第八話〈三人暮らし〉
都を密かに抜け出た泰正は、目立たぬよう、庶民の姿で町中を歩いていた。
都中の掃除をしている式神達に正体を見破られぬ様、背中に札をつけて悠々と歩く。
目的地はある海辺の為、体力を温存しなくてはならない。
羅城門から都を出ると、一度たちどまり、振り返る。
先の事はわからぬ。
この身も果たしていつまで持つのかも。
――今はしばしお別れだ。
この心のまま、都で生きるのは間違っていると思う。
ついてくる二つの気配を感じて苦笑しつつ、旅路を歩いた。
都を離れて三月経った頃、漁村の人々ともようやく打ち解けられて、泰正も彼らの仕事を手伝う事に、生きがいを感じ始めていた。
海辺から程近い場所に借りた小屋に戻り、待ち人に声をかける。
「帰ったぞ、道満、久遠」
「お帰り~」
「久遠だけか、道満はどうした」
「知らなあい。また魚かぁ」
「文句をいうな」
貴重な食料だというのに……文句を飲み込み、焼くようにと促す。
久遠は仏頂面で魚を持っていった。
最近道満は、どこかに頻繁に出かけている。
村人が、怨霊に悩まされていたのを解決したのがきっかけで、すっかり頼りにされているようだ。
押しかけるようにして住み着いたあの二人との生活にも、やっと慣れた。
夕餉を囲む際、他愛もない会話を交わすようにもなった。
「久遠、お前はどうせ帝とつうじているのだろう。いや、佐々斬とか。道満もだろう。私の監視役に二人も要らぬぞ」
「何をいうか。己が犬のような真似なぞするものか!」
「道満は晴明にかまってほしかっただけだろ。僕にはわかる」
「ほざけ! 久遠、お前こそ蓮に構われたかっただけだろう!」
「はあ?」
なんとも賑やかな事だ。
心身共に落ち着けば、都に戻るべきかはわからない。
どの道、この肉体と魂は、鬼を呼んでしまう。
――無責任なのは自覚しているが、都から離れなければ、どんな災いを呼び込んでしまうか……こわかった。

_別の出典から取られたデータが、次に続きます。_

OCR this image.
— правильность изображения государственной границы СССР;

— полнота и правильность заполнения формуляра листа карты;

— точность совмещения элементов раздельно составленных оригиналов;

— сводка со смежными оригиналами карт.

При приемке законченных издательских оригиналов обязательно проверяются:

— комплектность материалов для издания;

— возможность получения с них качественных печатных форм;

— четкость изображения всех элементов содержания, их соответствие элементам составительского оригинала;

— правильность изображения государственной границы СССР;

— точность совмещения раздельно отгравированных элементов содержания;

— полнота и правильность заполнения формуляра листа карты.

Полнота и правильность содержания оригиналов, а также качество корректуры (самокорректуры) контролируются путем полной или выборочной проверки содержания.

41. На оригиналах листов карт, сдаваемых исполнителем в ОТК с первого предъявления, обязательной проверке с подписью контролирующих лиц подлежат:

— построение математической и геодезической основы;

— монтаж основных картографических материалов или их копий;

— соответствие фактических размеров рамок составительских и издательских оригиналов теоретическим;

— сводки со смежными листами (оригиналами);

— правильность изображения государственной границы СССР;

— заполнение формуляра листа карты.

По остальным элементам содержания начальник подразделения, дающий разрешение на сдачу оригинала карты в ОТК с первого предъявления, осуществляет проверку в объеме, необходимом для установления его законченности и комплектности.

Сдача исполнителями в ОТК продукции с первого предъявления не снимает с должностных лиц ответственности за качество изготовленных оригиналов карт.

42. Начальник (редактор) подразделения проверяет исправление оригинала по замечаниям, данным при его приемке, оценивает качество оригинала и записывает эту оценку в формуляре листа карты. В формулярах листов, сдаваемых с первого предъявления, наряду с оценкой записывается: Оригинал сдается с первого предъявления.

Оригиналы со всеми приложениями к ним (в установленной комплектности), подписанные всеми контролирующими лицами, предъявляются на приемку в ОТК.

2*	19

思っていた通り、都から離れていれば、鬼や悪霊はとりつこうとはしない。
もともと陰陽師である泰正に、わざわざ取り憑こうとする物好きな異形は、なかなかいないのだ。
ふと道満を見やる。
例の鬼神を岩に封印していた事実と、泰正がときはなった件について、責めたい気持ちがあったが、今更話した所でどうなるわけもでもない。
次に久遠を見やるが、彼と蓮がどこから来たのかも、聞いた所で何ができるというわけではない。
――今は、平穏を味わおう。
口に含んだ酒が、とても美味に感じて、頬が緩んだ。